From the Royal Australasian College of Surgeons, Melbourne, Victoria, Australia.
University Hospital Geelong, Geelong, Victoria, Australia.
Anesth Analg. 2018 Apr;126(4):1329-1339. doi: 10.1213/ANE.0000000000002771.
Progress in achieving "universal access to safe, affordable surgery, and anesthesia care when needed" is dependent on consensus not only about the key messages but also on what metrics should be used to set goals and measure progress. The Lancet Commission on Global Surgery not only achieved consensus on key messages but also recommended 6 key metrics to inform national surgical plans and monitor scale-up toward 2030. These metrics measure access to surgery, as well as its timeliness, safety, and affordability: (1) Two-hour access to the 3 Bellwether procedures (cesarean delivery, emergency laparotomy, and management of an open fracture); (2) Surgeon, Anesthetist, and Obstetrician workforce >20/100,000; (3) Surgical volume of 5000 procedures/100,000; (4) Reporting of perioperative mortality rate; and (5 and 6) Risk rates of catastrophic expenditure and impoverishment when requiring surgery. This article discusses the definition, validity, feasibility, relevance, and progress with each of these metrics. The authors share their experience of introducing the metrics in the Pacific and sub-Saharan Africa. We identify appropriate messages for each potential stakeholder-the patients, practitioners, providers (health services and hospitals), public (community), politicians, policymakers, and payers. We discuss progress toward the metrics being included in core indicator lists by the World Health Organization and the World Bank and how they have been, or may be, used to inform National Surgical Plans in low- and middle-income countries to scale-up the delivery of safe, affordable, and timely surgical and anesthesia care to all who need it.

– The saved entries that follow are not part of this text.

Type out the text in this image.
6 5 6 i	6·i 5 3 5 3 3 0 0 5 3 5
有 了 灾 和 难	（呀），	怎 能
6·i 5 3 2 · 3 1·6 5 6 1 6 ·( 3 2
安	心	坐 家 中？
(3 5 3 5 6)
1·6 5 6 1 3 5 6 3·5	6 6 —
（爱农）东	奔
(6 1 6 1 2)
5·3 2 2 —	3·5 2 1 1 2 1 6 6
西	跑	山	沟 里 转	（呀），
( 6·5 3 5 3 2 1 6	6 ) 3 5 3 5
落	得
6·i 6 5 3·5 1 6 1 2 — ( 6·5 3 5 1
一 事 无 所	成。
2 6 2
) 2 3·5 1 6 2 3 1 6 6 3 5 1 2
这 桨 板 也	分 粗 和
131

实现“普遍获得安全、负担得起的手术和麻醉护理”的进展不仅取决于对关键信息的共识,还取决于应该使用哪些指标来设定目标和衡量进展。《柳叶刀全球手术委员会》不仅就关键信息达成了共识,还建议了 6 项关键指标,以指导国家手术计划,并监测 2030 年之前的扩大规模情况。这些指标衡量了手术的可及性,以及其及时性、安全性和可负担性:(1)在 2 小时内获得 3 项基准手术(剖宫产、紧急剖腹手术和开放性骨折处理);(2)外科医生、麻醉师和产科医生的劳动力>20/100000;(3)手术量为 5000 例/100000;(4)报告围手术期死亡率;以及(5 和 6)需要手术时发生灾难性支出和贫困的风险率。本文讨论了这些指标的定义、有效性、可行性、相关性和进展情况。作者分享了他们在太平洋和撒哈拉以南非洲引入这些指标的经验。我们为每个潜在利益相关者(患者、从业者、提供者(卫生服务和医院)、公众(社区)、政治家、政策制定者和付款人)确定了适当的信息。我们讨论了这些指标被世界卫生组织和世界银行列入核心指标清单的进展情况,以及它们如何被用来为中低收入国家的国家手术计划提供信息,以扩大安全、负担得起且及时的手术和麻醉护理的提供,以满足所有有需要的人。